You don’t like it, well neither did I. If you call that urinating, well your as entitled to your opinion as I am mine and we are both entitled to share it.

Or did I miss the secret handshake or something?

I’ve done my own research, lived quite well off of it. I lived even better off of it when I combined it with TA. No it wasn’t CANSLIM, but I read it’s methodology a number of years ago, understood it, and saw that it wasn’t for me. That does not translate into all TA being useless by any stretch. I have no use for IBD, nor do I find any value in their lists. But I don’t just get cute and dismiss them for a prank or whatever. William O’Neil has made a lot of money both from his thinking about the markets and his paper. That is no mean feat.

BTW. TA and FA both strongly suggest that the malinvestment done due to zero to negative interest rates over the last 6+ years is not wiped away in a week or so. So, yes, I think the list will double, hence the comment wake me up when its 80% and everybody knows stocks only go down.

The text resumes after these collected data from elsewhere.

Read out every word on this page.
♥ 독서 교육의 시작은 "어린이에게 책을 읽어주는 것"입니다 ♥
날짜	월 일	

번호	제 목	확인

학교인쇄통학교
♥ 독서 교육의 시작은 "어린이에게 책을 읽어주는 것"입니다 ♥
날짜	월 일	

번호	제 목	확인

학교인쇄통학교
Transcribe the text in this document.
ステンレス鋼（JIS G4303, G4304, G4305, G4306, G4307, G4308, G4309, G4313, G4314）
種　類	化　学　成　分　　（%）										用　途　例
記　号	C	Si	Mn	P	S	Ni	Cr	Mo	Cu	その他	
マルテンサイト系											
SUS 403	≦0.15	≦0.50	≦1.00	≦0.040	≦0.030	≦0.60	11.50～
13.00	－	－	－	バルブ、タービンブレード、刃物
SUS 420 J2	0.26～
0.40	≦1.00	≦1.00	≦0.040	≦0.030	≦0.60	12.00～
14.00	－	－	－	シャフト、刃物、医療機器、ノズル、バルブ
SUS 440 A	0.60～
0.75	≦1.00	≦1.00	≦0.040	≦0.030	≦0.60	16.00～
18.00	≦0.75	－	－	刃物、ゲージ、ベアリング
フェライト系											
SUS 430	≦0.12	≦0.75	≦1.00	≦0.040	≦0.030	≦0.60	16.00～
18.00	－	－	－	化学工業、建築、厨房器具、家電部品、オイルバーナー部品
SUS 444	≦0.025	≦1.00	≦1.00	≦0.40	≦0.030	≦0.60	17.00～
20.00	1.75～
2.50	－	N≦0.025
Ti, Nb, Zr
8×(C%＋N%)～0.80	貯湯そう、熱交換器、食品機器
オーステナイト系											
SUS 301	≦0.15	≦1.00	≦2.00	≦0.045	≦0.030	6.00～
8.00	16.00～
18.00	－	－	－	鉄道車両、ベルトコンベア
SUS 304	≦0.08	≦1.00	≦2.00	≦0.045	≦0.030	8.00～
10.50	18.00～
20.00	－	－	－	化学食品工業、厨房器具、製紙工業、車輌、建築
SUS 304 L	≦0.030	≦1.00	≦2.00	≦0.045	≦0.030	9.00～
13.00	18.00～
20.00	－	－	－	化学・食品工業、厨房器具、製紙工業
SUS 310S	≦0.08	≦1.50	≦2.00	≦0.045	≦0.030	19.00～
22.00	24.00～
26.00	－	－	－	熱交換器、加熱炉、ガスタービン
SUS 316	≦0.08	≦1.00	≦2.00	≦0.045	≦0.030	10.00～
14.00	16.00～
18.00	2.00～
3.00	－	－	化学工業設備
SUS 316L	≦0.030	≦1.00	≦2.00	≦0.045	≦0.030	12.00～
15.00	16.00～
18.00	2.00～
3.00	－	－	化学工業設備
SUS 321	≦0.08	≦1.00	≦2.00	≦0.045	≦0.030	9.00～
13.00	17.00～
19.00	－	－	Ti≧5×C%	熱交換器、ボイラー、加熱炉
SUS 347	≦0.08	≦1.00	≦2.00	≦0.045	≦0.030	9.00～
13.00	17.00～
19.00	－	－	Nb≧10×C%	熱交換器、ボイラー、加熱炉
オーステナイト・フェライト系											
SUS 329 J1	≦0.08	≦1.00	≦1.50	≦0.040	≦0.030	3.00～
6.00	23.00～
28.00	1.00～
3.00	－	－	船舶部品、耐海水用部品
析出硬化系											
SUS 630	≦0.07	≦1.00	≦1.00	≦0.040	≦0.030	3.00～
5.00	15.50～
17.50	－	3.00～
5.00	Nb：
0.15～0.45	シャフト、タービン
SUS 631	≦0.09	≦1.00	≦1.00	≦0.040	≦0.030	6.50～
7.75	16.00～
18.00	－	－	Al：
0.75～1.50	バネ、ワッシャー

Could I be wrong about that? Sure. Could I be right? Sure. I’ve placed my money where my thinking is and have had a very nice day and week because of it. So what? None of us is scheduled (unless I missed the memo) for infallibility either in style or content or results.

If somebody needs protecting from the responses to their posts, well, that’s pretty sorry.

Poz

4 Likes

I don’t think there is a secret handshake, common courtesy is not a secret, that is why we call it common, it can be shared with all. Sort of like common denominator, common law, from the same latin root as community, communitatem.